A 70-year-old woman was noted on physical exam to have a uterine cervical mass. A cervical conization was performed and several images from the resultant specimen are shown below.
There is a prominent lymphoplasmacytic background highly evocative of a lymphoproliferative process. Embedded within the inflammatory background are ill-formed nests and cords of larger cells with variable eosinophilic cytoplasm. The nuclei in the latter cells are considerably enlarged, but nuclear chromatin is uniform from cell to cell. Cell borders are indistinct and the larger nuclei appear to float in a syncytium of cytoplasm. Mitotic figures, including atypical forms are easily found in this cell population.
What is your diagnosis?
Several immunohistochemical stains were performed and are shown below.
CD45 (LCA) (above) strongly stains the prominent background lymphoid infiltrate, but the larger cells are negative.
The larger cells were strongly positive for cytokeratin as seen above.
The cytokeratin positive cells also strongly and diffusely expressed p16 seen above.
In-situ hybridization for human papillomavirus was not performed but would be expected to be strongly positive.
This is an example of a lymphocyte-rich variant of cervical squamous cell carcinoma that has also been referred to as lymphoepithelioma-like carcinoma because of its strong resemblance to nasopharygeal lymphoepithelioma. The latter tumor, of course, is causally related to Epstein-Barr virus whereas the current tumor is undoubtedly due to human papillomavirus. Tumor site overides histologic appearance with regard to causation. Some earlier studies utilizing PCR instead of in-situ hybridization purported to show that EBV was present in a substantial number of these tumors. However, this almost certainly represents false positivity due to EBV-containing lymphocytes common in the general population. In contrast high-risk HPV is easily demonstrated by in-situ hybridization in these tumors.

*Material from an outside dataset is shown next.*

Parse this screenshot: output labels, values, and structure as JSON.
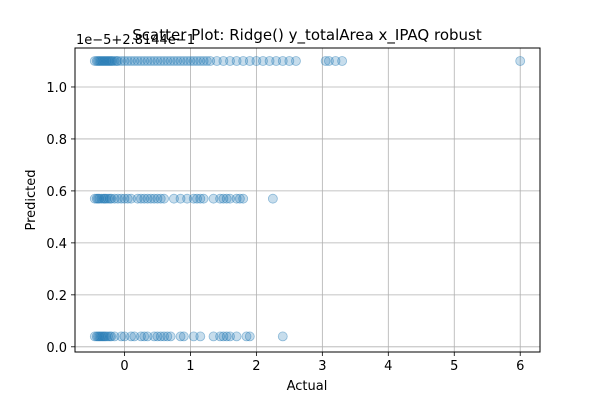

The main reason for recognizing this histologically distinct variant is to avoid confusing this process with a lymphoma. The advent of type-specific immunohistochemical markers makes short work of this distinction provided the proper stains are ordered. If an epithelial marker such as cytokeratin, p63 or EMA is not employed, the large numbers of adjacent lymphocytes can give a false sense of positivity in the epithelial cells on CD45 staining. Tumors with this histologic appearance occur at a wide variety of anatomic sites where the above differential also occurs.
Whether cervical lymphoepithelioma-like carcinoma has clinically distinctive features is not entirely clear. Some studies have suggested that stage for stage these tumors have less frequent lymph node metastases and better overall prognosis when compared to conventional squamous carcinoma of the cervix. Other studies have also shown that all types of cervical carcinoma with a prominent inflammatory infiltrate tend to have a better overall prognosis.